It’s been a couple of days since Amazon’s foray into the MP3 world finally opened, and so far the response has been positive despite the lack of two major labels. (It probably helps that one of the majors on board is Universal, which puts out more music than pretty much anyone else.) But over at TheStreet.com, one writer sees Amazon’s entry into the market as a sign that prices for MP3s–and not files with copy protection–will take a nosedive, thus bringing music down to a price point where people might actually want to pay for it again:
Amazon’s new store may cause that retaining wall to crumble, prompting many Apple customers to buy songs that offer them better options.
But what about iTunes Plus, the service Apple launched earlier this year that lets you buy DRM-free songs? Well, here’s where things will really start to get interesting:
ITunes Plus sells those DRM-free songs for $1.29 each. Amazon sells the same songs for either 89 cents or 99 cents. That’s a discount of between 23% and 31% from iTunes’ DRM-free songs. Many of Amazon’s best-selling songs — including those in the Top 100 albums — are retailing for the lower price.
There are two reasons this is interesting: First, it’s setting up a new tech-titan smackdown between Apple CEO Steve Jobs, the master strategist, and Amazon CEO Jeff Bezos, the Crazy Eddie of the Internet.

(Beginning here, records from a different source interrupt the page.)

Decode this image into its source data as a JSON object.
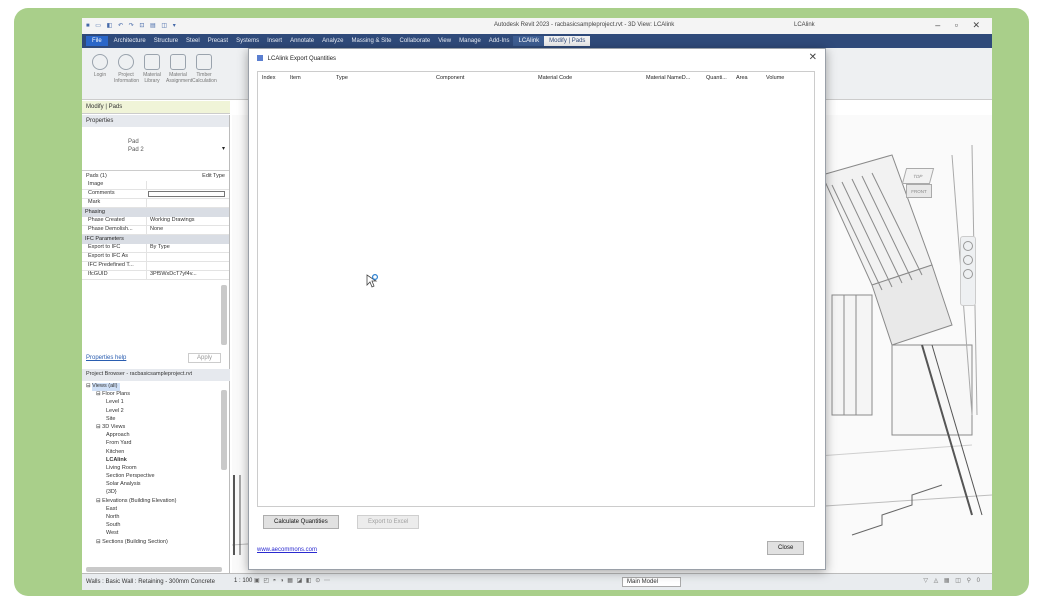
{
  "titlebar": {
    "app_title": "Autodesk Revit 2023 - racbasicsampleproject.rvt - 3D View: LCAlink",
    "user": "LCAlink"
  },
  "ribbon_tabs": [
    "File",
    "Architecture",
    "Structure",
    "Steel",
    "Precast",
    "Systems",
    "Insert",
    "Annotate",
    "Analyze",
    "Massing & Site",
    "Collaborate",
    "View",
    "Manage",
    "Add-Ins",
    "LCAlink",
    "Modify | Pads"
  ],
  "ribbon_buttons": [
    {
      "label": "Login",
      "icon": "login-icon"
    },
    {
      "label": "Project Information",
      "icon": "info-icon"
    },
    {
      "label": "Material Library",
      "icon": "library-icon"
    },
    {
      "label": "Material Assignment",
      "icon": "list-icon"
    },
    {
      "label": "Timber Calculation",
      "icon": "grid-icon"
    }
  ],
  "context_bar": "Modify | Pads",
  "properties": {
    "header": "Properties",
    "type_family": "Pad",
    "type_name": "Pad 2",
    "filter_label": "Pads (1)",
    "edit_type": "Edit Type",
    "rows_top": [
      {
        "k": "Image",
        "v": ""
      },
      {
        "k": "Comments",
        "v": "",
        "box": true
      },
      {
        "k": "Mark",
        "v": ""
      }
    ],
    "section_phasing": "Phasing",
    "rows_phasing": [
      {
        "k": "Phase Created",
        "v": "Working Drawings"
      },
      {
        "k": "Phase Demolish...",
        "v": "None"
      }
    ],
    "section_ifc": "IFC Parameters",
    "rows_ifc": [
      {
        "k": "Export to IFC",
        "v": "By Type"
      },
      {
        "k": "Export to IFC As",
        "v": ""
      },
      {
        "k": "IFC Predefined T...",
        "v": ""
      },
      {
        "k": "IfcGUID",
        "v": "3Pf5WxDcT7yf4v..."
      }
    ],
    "help_link": "Properties help",
    "apply": "Apply"
  },
  "project_browser": {
    "header": "Project Browser - racbasicsampleproject.rvt",
    "items": [
      {
        "label": "Views (all)",
        "indent": 0,
        "sel": true
      },
      {
        "label": "Floor Plans",
        "indent": 1
      },
      {
        "label": "Level 1",
        "indent": 2
      },
      {
        "label": "Level 2",
        "indent": 2
      },
      {
        "label": "Site",
        "indent": 2
      },
      {
        "label": "3D Views",
        "indent": 1
      },
      {
        "label": "Approach",
        "indent": 2
      },
      {
        "label": "From Yard",
        "indent": 2
      },
      {
        "label": "Kitchen",
        "indent": 2
      },
      {
        "label": "LCAlink",
        "indent": 2,
        "bold": true
      },
      {
        "label": "Living Room",
        "indent": 2
      },
      {
        "label": "Section Perspective",
        "indent": 2
      },
      {
        "label": "Solar Analysis",
        "indent": 2
      },
      {
        "label": "{3D}",
        "indent": 2
      },
      {
        "label": "Elevations (Building Elevation)",
        "indent": 1
      },
      {
        "label": "East",
        "indent": 2
      },
      {
        "label": "North",
        "indent": 2
      },
      {
        "label": "South",
        "indent": 2
      },
      {
        "label": "West",
        "indent": 2
      },
      {
        "label": "Sections (Building Section)",
        "indent": 1
      }
    ]
  },
  "viewcube": {
    "top": "TOP",
    "front": "FRONT"
  },
  "statusbar": {
    "text": "Walls : Basic Wall : Retaining - 300mm Concrete",
    "scale": "1 : 100",
    "model": "Main Model"
  },
  "dialog": {
    "title": "LCAlink Export Quantities",
    "columns": [
      "Index",
      "Item",
      "Type",
      "Component",
      "Material Code",
      "Material NameD...",
      "Quanti...",
      "Area",
      "Volume"
    ],
    "calc_button": "Calculate Quantities",
    "export_button": "Export to Excel",
    "link": "www.aecommons.com",
    "close_button": "Close"
  }
}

Bezos is doing here what he does best: Building market share and volume by slashing prices. Jobs won’t take that sitting down, and he is probably plotting some cunning strategy to hold on to its iTunes customers.

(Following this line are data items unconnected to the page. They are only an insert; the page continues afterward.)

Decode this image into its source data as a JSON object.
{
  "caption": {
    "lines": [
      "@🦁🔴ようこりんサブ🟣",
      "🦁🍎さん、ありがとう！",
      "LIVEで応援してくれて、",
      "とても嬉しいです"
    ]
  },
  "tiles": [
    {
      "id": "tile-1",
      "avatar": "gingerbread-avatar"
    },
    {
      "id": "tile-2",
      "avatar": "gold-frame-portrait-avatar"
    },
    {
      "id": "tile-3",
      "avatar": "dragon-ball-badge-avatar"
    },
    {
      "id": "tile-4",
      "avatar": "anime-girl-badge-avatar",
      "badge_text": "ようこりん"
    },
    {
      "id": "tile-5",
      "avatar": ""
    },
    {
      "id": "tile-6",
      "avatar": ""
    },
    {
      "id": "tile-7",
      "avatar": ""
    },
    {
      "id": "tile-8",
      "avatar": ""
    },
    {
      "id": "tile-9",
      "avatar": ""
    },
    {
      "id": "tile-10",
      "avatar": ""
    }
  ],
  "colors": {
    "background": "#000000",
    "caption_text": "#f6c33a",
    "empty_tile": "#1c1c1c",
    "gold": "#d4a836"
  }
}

Second, it’s leading to a full-blown price war. In fact, the first shot has been fired by Amazon with its 31% discount of popular songs. Over time, more companies are going to be jumping into the DRM-free market, each one trying to build market share with bigger discounts.

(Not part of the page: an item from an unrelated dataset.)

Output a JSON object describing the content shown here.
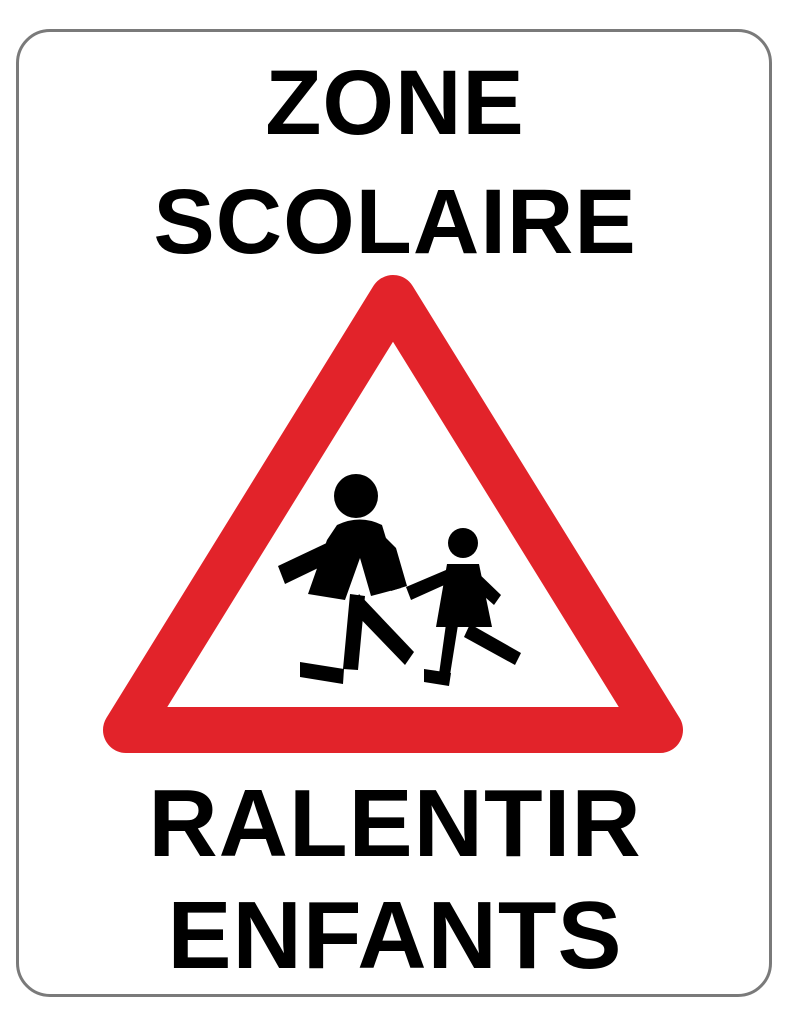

In a few short years, Apple and iTunes could be locked into the kind of deep-discounting that Tower Records and CD Wherehouse were engaged in during the years before digital downloads swept both aside. That’s going to help rejuvenate volume sales of songs and albums — and bring their prices down to earth.
But over time, it’s also going to ratchet down the margins of music stores like Amazon and Apple. In announcing its new music store, Amazon didn’t say how the discounts would eat into its margins, but you can bet analysts will be grilling Bezos on this in next month’s earnings call.
In the abstract, this argument makes sense, especially given Amazon’s aggressive pricing in other arenas. But watching the labels’ attempts to squeeze every bit of money out of their catalog that they can makes me think that most of them, save the indies that have decided to stick around eMusic, will probably be slow to adapt to this brave new world of low margins. In the eyes of some majors, “variable pricing” seems to be code for “inflating the prices of ‘emphasis tracks’ to ringtone levels.”
And then there’s the question of whether or not some old-school companies will be able to give up the digital-rights management ghost at all; despite the floundering of services that offer protected Windows Media files, as Silicon Alley Insider noted this morning, the Rolling Stones’ earliest music, which is controlled by ABKCO Music, isn’t available at Amazon’s store, because the company isn’t keen on distributing its music without some sort of protection.
Either way, this brave new future may be the only way to save the recorded-music business–despite the fact that it’s contingent on the margins at labels being slashed dramatically, and the high-rolling executive living being curbed, or cut entirely. Which makes me think that it won’t happen until the business gets a new generation of people in charge, although it’ll probably only really work if said generation hasn’t been spoiled by their forefathers’ excesses and who understand that ships, belts, and budgets need to be tightened.